They are anywhere but indoors. Everybody is too terrified to spend the night in a building. Another one is coming, they say, another earthquake like the one that ripped through their lives on Friday.

The snow is coming too.Black clouds hover ominously overhead. If the snow comes with the people on the streets, Bolu will face a catastrophe. Already people are in serious danger from the cold.

"What can we do?" Fatmah Kaya asked. "We can't do anything. Of course we're afraid of the cold. We could get ill. But we're afraid of being killed by another quake if we go back inside."

She is living in a woodshed with her family of five. It is cramped, uncomfortable, and icy wind blows through great gaps between the planks of the wall. The block of flats that was their home is still standing a few feet away. Inside her flat on the third floor you could feel the building swaying with small aftershocks. The quake has opened enormous vertical cracks in the end wall, wide enough to push a finger in. No one in their right mind would sleep in there.

Baki Kulioglu is sleeping in the open with his family of four. "I've got no shelter, nothing to cover myself with," he said. "I can't even sleep in my car, the earthquake crushed that." It wasn't even insured. He added: "I just don't know how long I can last in the street. I could die."

They called off the last search for survivors here yesterday. The last four anyone had hope for were found dead. For now, the bodies are still in the rubble. Rescuers said the collapsed building was too dangerous to get them out.

The death toll here is 40 - terrible, but not as terrible as the hundreds in Duzce and Kaynasli. Seismologists are warning of new earthquakes all across this region.
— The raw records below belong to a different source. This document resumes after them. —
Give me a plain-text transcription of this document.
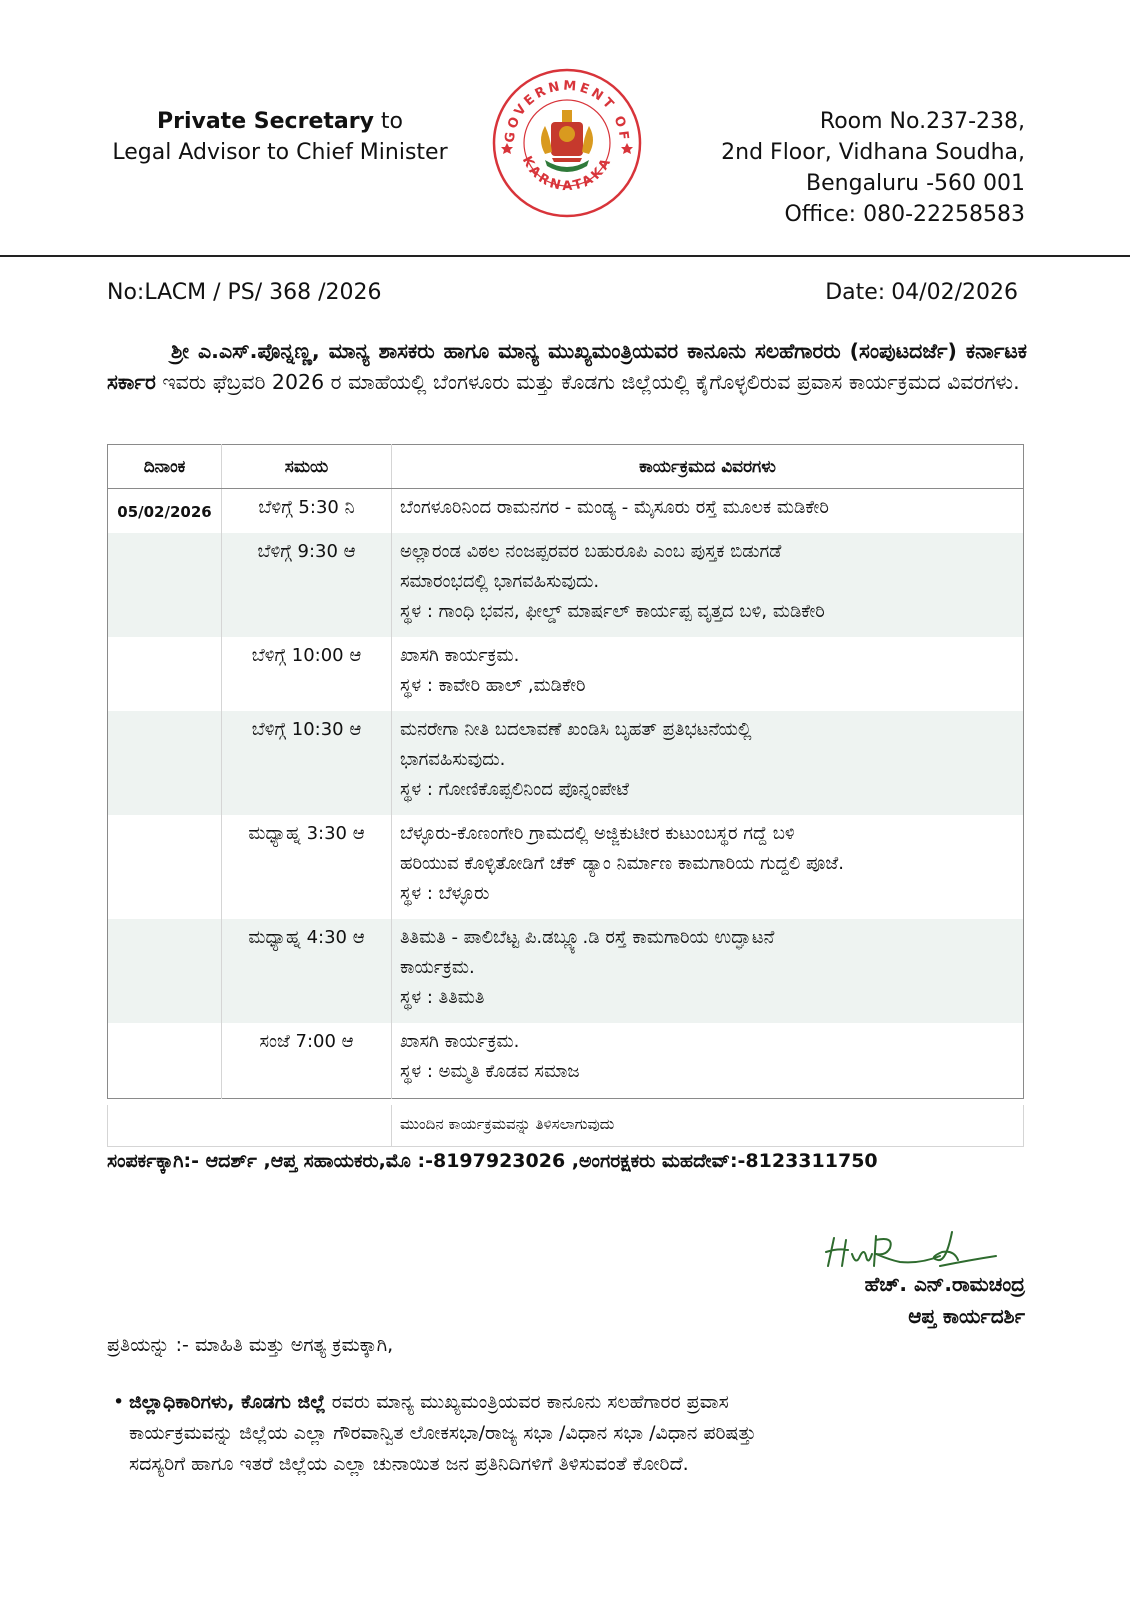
Private Secretary to
Legal Advisor to Chief Minister
GOVERNMENT OF
KARNATAKA
Room No.237-238,
2nd Floor, Vidhana Soudha,
Bengaluru -560 001
Office: 080-22258583
No:LACM / PS/ 368 /2026	Date: 04/02/2026
ಶ್ರೀ ಎ.ಎಸ್.ಪೊನ್ನಣ್ಣ, ಮಾನ್ಯ ಶಾಸಕರು ಹಾಗೂ ಮಾನ್ಯ ಮುಖ್ಯಮಂತ್ರಿಯವರ ಕಾನೂನು ಸಲಹೆಗಾರರು (ಸಂಪುಟದರ್ಜೆ) ಕರ್ನಾಟಕ ಸರ್ಕಾರ ಇವರು ಫೆಬ್ರವರಿ 2026 ರ ಮಾಹೆಯಲ್ಲಿ ಬೆಂಗಳೂರು ಮತ್ತು ಕೊಡಗು ಜಿಲ್ಲೆಯಲ್ಲಿ ಕೈಗೊಳ್ಳಲಿರುವ ಪ್ರವಾಸ ಕಾರ್ಯಕ್ರಮದ ವಿವರಗಳು.
ದಿನಾಂಕ	ಸಮಯ	ಕಾರ್ಯಕ್ರಮದ ವಿವರಗಳು
05/02/2026	ಬೆಳಿಗ್ಗೆ 5:30 ನಿ	ಬೆಂಗಳೂರಿನಿಂದ ರಾಮನಗರ - ಮಂಡ್ಯ - ಮೈಸೂರು ರಸ್ತೆ ಮೂಲಕ ಮಡಿಕೇರಿ

	ಬೆಳಿಗ್ಗೆ 9:30 ಆ	ಅಲ್ಲಾರಂಡ ವಿಠಲ ನಂಜಪ್ಪರವರ ಬಹುರೂಪಿ ಎಂಬ ಪುಸ್ತಕ ಬಿಡುಗಡೆ
ಸಮಾರಂಭದಲ್ಲಿ ಭಾಗವಹಿಸುವುದು.
ಸ್ಥಳ : ಗಾಂಧಿ ಭವನ, ಫೀಲ್ಡ್ ಮಾರ್ಷಲ್ ಕಾರ್ಯಪ್ಪ ವೃತ್ತದ ಬಳಿ, ಮಡಿಕೇರಿ

	ಬೆಳಿಗ್ಗೆ 10:00 ಆ	ಖಾಸಗಿ ಕಾರ್ಯಕ್ರಮ.
ಸ್ಥಳ : ಕಾವೇರಿ ಹಾಲ್ ,ಮಡಿಕೇರಿ

	ಬೆಳಿಗ್ಗೆ 10:30 ಆ	ಮನರೇಗಾ ನೀತಿ ಬದಲಾವಣೆ ಖಂಡಿಸಿ ಬೃಹತ್ ಪ್ರತಿಭಟನೆಯಲ್ಲಿ
ಭಾಗವಹಿಸುವುದು.
ಸ್ಥಳ : ಗೋಣಿಕೊಪ್ಪಲಿನಿಂದ ಪೊನ್ನಂಪೇಟೆ

	ಮಧ್ಯಾಹ್ನ 3:30 ಆ	ಬೆಳ್ಳೂರು-ಕೊಣಂಗೇರಿ ಗ್ರಾಮದಲ್ಲಿ ಅಜ್ಜಿಕುಟೀರ ಕುಟುಂಬಸ್ಥರ ಗದ್ದೆ ಬಳಿ
ಹರಿಯುವ ಕೊಳ್ಳಿತೋಡಿಗೆ ಚೆಕ್ ಡ್ಯಾಂ ನಿರ್ಮಾಣ ಕಾಮಗಾರಿಯ ಗುದ್ದಲಿ ಪೂಜೆ.
ಸ್ಥಳ : ಬೆಳ್ಳೂರು

	ಮಧ್ಯಾಹ್ನ 4:30 ಆ	ತಿತಿಮತಿ - ಪಾಲಿಬೆಟ್ಟ ಪಿ.ಡಬ್ಲ್ಯೂ.ಡಿ ರಸ್ತೆ ಕಾಮಗಾರಿಯ ಉದ್ಘಾಟನೆ
ಕಾರ್ಯಕ್ರಮ.
ಸ್ಥಳ : ತಿತಿಮತಿ

	ಸಂಜೆ 7:00 ಆ	ಖಾಸಗಿ ಕಾರ್ಯಕ್ರಮ.
ಸ್ಥಳ : ಅಮ್ಮತಿ ಕೊಡವ ಸಮಾಜ
ಮುಂದಿನ ಕಾರ್ಯಕ್ರಮವನ್ನು ತಿಳಿಸಲಾಗುವುದು
ಸಂಪರ್ಕಕ್ಕಾಗಿ:- ಆದರ್ಶ್ ,ಆಪ್ತ ಸಹಾಯಕರು,ಮೊ :-8197923026 ,ಅಂಗರಕ್ಷಕರು ಮಹದೇವ್:-8123311750
ಹೆಚ್. ಎನ್.ರಾಮಚಂದ್ರ
ಆಪ್ತ ಕಾರ್ಯದರ್ಶಿ
ಪ್ರತಿಯನ್ನು :- ಮಾಹಿತಿ ಮತ್ತು ಅಗತ್ಯ ಕ್ರಮಕ್ಕಾಗಿ,
• ಜಿಲ್ಲಾಧಿಕಾರಿಗಳು, ಕೊಡಗು ಜಿಲ್ಲೆ ರವರು ಮಾನ್ಯ ಮುಖ್ಯಮಂತ್ರಿಯವರ ಕಾನೂನು ಸಲಹೆಗಾರರ ಪ್ರವಾಸ
ಕಾರ್ಯಕ್ರಮವನ್ನು ಜಿಲ್ಲೆಯ ಎಲ್ಲಾ ಗೌರವಾನ್ವಿತ ಲೋಕಸಭಾ/ರಾಜ್ಯ ಸಭಾ /ವಿಧಾನ ಸಭಾ /ವಿಧಾನ ಪರಿಷತ್ತು
ಸದಸ್ಯರಿಗೆ ಹಾಗೂ ಇತರೆ ಜಿಲ್ಲೆಯ ಎಲ್ಲಾ ಚುನಾಯಿತ ಜನ ಪ್ರತಿನಿದಿಗಳಿಗೆ ತಿಳಿಸುವಂತೆ ಕೋರಿದೆ.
This is a cold region, much colder than the scene of August's quake. Winter is setting in, and Bolu, perched on its mountain top, gets the worst winters of all.

Nusnet Minoglu, the regional governor, held nothing back. There was no attempt to cover up the scale of the disaster this time. "Everybody in the town is outside," he said, his face pale as he visited collapsed buildings. "We need at least 10,000 tents, and we've only got 1,000. We're working to get them here, but I don't know how many are coming."

An old man came up, shouting angrily. "Nobody has come to look after us," he said. Wasn't the state helping him? "I'm 76 years old and I'm living in a flimsy tent with no heating." He broke down in tears then, and hurried away to hide them. His dignity was all that he had left.

The Turkish authorities are not to blame this time. Turkey is facing a catastrophe on a scale that no country could cope with. Civil and military teams are working round the clock. Where the mountain road has collapsed they have built another. In Bolu, soldiers were busy putting up insulated tents. The few who get those will at least be warm.

Recep Komecoglu is sending his family away. He and his family of four, including a 14-year-old, have been living in a tiny tent that he got from a friend. But Mr Komecoglu cannot leave, he is a civil servant. Like so many others here, he cannot afford to leave Bolu and risk their jobs.

The little patch of grass where Mr Komecoglu pitched his tent is next to his damaged home. So great is the danger of falling masonry that the police won't even let people into this street, yet two families are camping here.

Irfan Erdogan, his wife and two children are the other family. The only shelter they have is a plastic sheet stretched over the pathetic pile of belongings they rescued.

"The children sleep under there at night," said Mr Erdogan. "Me, I haven't slept since the earthquake." For three nights, he has stayed awake over the two families' fire. Beside it lies a tiny pile of firewood, almost exhausted. "That was all we could find," said Mr Erdogan. "When it is finished, I don't know what we will do."